Bien sûr, on peut interroger le dispositif ou le remettre en question. Il n’empêche que dans l’interview, il y a des gens qui sont dans la facticité, dans la répétition, dans la publicité, et d’autres qui tentent de dire des choses qu’ils n’ont pas encore dites, d’échanger réellement avec l’interlocuteur pour essayer de construire quelque chose ensemble.

Chez Derrida, dans la situation pédagogique, il y parvient admirablement, alors que dans la situation médiatique – et surtout à la télévision – l’embarras, le malaise ou l’inquiétude font qu’il n’est pas à son meilleur, et il donne à ce moment-là le sentiment de la pose. La dimension « self-conscious » est un peu appuyée, comme chez ces gens qui ont été tellement photographiés que ce qu’on photographie c’est le visage apprêté qu’ils ont donné, ou ces femmes tellement maquillées qu’on ne les voit plus tant elles sont protégées par leur coiffure, leur maquillage, leurs vêtements, leur façon de poser le regard, le regard faussement profond, ou le sourire séducteur mais d’un séduction de pacotille. Personnellement, j’ai tendance à penser, mais c’est peut-être une question générationnelle, que cet artifice dont bien sûr nous sommes conscients, et dont les penseurs de cette génération nous ont aidé à prendre conscience, cet artifice il ne faut pas le considérer comme un point de blocage, mais comme une situation qui est surmontable, dépassable, en tout cas lorsque les conditions d’un véritable échange sont réunies, ce qui est fréquent à la radio ou dans les interviews écrites mais de plus en plus rare à la télévision.
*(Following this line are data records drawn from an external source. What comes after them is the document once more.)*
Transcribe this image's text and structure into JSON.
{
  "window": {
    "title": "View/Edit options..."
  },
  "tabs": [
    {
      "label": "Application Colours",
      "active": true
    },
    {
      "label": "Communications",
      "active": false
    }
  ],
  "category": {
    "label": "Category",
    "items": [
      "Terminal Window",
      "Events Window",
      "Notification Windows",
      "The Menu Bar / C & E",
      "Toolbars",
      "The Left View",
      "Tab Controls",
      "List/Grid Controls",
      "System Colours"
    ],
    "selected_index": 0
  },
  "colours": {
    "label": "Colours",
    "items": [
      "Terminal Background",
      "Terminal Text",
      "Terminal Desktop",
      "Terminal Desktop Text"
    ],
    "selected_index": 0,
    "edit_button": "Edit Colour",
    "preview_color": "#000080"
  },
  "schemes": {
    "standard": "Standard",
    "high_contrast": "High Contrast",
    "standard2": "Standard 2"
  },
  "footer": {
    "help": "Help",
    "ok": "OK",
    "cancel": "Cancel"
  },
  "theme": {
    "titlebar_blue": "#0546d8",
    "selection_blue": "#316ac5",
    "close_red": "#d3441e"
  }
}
De la même façon, Derrida (là encore comme Bourdieu) se méfiait énormément de la pensée-slogan, et des interventions à l’emporte-pièce dans les médias telles que les Nouveaux philosophes les ont pratiquées dès la fin des années 70.
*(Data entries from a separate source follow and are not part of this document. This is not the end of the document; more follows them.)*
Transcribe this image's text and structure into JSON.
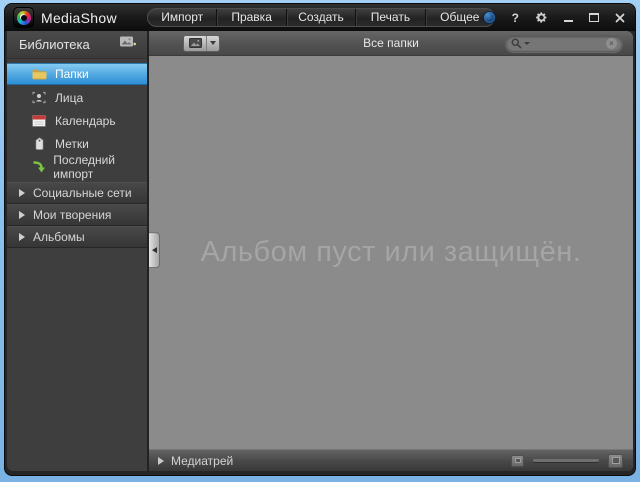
{
  "window": {
    "title": "MediaShow"
  },
  "titlebar": {
    "menu": [
      {
        "label": "Импорт"
      },
      {
        "label": "Правка"
      },
      {
        "label": "Создать"
      },
      {
        "label": "Печать"
      },
      {
        "label": "Общее"
      }
    ],
    "help_glyph": "?"
  },
  "sidebar": {
    "header": "Библиотека",
    "items": [
      {
        "label": "Папки",
        "icon": "folder-icon",
        "selected": true
      },
      {
        "label": "Лица",
        "icon": "faces-icon",
        "selected": false
      },
      {
        "label": "Календарь",
        "icon": "calendar-icon",
        "selected": false
      },
      {
        "label": "Метки",
        "icon": "tags-icon",
        "selected": false
      },
      {
        "label": "Последний импорт",
        "icon": "import-arrow-icon",
        "selected": false
      }
    ],
    "sections": [
      {
        "label": "Социальные сети"
      },
      {
        "label": "Мои творения"
      },
      {
        "label": "Альбомы"
      }
    ]
  },
  "toolbar": {
    "view_title": "Все папки",
    "search": {
      "value": ""
    }
  },
  "main": {
    "empty_message": "Альбом пуст или защищён."
  },
  "tray": {
    "label": "Медиатрей"
  },
  "colors": {
    "frame": "#8cc2ee",
    "selection_top": "#85cbf3",
    "selection_bottom": "#2f8ed6",
    "canvas": "#8b8b8b",
    "import_arrow_green": "#7dc243",
    "folder_yellow": "#e3c05c",
    "calendar_red": "#cc3333"
  }
}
« On ne me laisse jamais finir mes phrases à la télévision », disait-il souvent ; et l’on sait qu’il n’avait pas tendance à être bref. Il n’empêche qu’il y a des cas où, face à une situation insupportable ou à une injustice criante, il faut pouvoir retrouver une parole simple, efficace et courte. Si des sans-logis ou des roms sont menacés d’expulsion immédiate et que l’on souhaite intervenir, il ne faut pas nous retracer toute l’histoire de l’hospitalité. Il faut à un moment, en se servant de l’autorité qu’à tort ou à raison le statut d’intellectuel ou d’écrivain peut conférer, faire entendre une voix forte et intervenir de manière aussi efficace et audible que possible.

Bien sûr, il y a des pièges dans cette posture, notamment si l’on y recourt trop souvent, mais il y a un piège largement aussi sérieux dans l’embarras et la sophistication excessive qui annuleraient l’efficacité momentanée d’une prise de parole publique. Je pense que chaque génération règle comme elle le peut son rapport aux médias.

Pour ma part, j’ai toujours vécu avec les images et les médias : j’ai donné beaucoup d’interviews, j’ai interviewé beaucoup de gens, et j’ai tenté de retrouver dans ces situations le plus de justesse et de sincérité possibles.

Quand j’ai interrogé Alain Robbe-Grillet, pour de grands entretiens filmés, j’étais conscient qu’il s’était déjà forgé sa légende, qu’il essayerait de me promener, mais je pensais que cette situation-là – celle du « faux jeune homme » et du « grantécrivain » – pouvait malgré tout déboucher sur une vraie relation et un dialogue consistant. Il n’y a pas de fatalité à ce que la parole filmée, la parole enregistrée, soit tout entière confisquée par la facticité.

On peut d’ailleurs remarquer qu’à la fin de sa vie, quand il était avec des interlocuteurs en lesquels il avait confiance, Derrida retrouvait la justesse et l’énergie qu’il avait dans la situation pédagogique. C’est par exemple le cas dans la dernière grande interview filmée, un dialogue avec Régis Debray dans une émission de Franz Olivier Giesbert (« Culture et dépendances », 17 juin 2004). Comme Derrida estime Debray, il se sent en confiance et dit des choses assez fortes. Le dispositif télévisuel s’efface en bonne partie et nous restitue une parole qui est bien celle de Derrida.

Dans les meilleurs moments, c’est lui que nous avons sous les yeux et non pas son masque.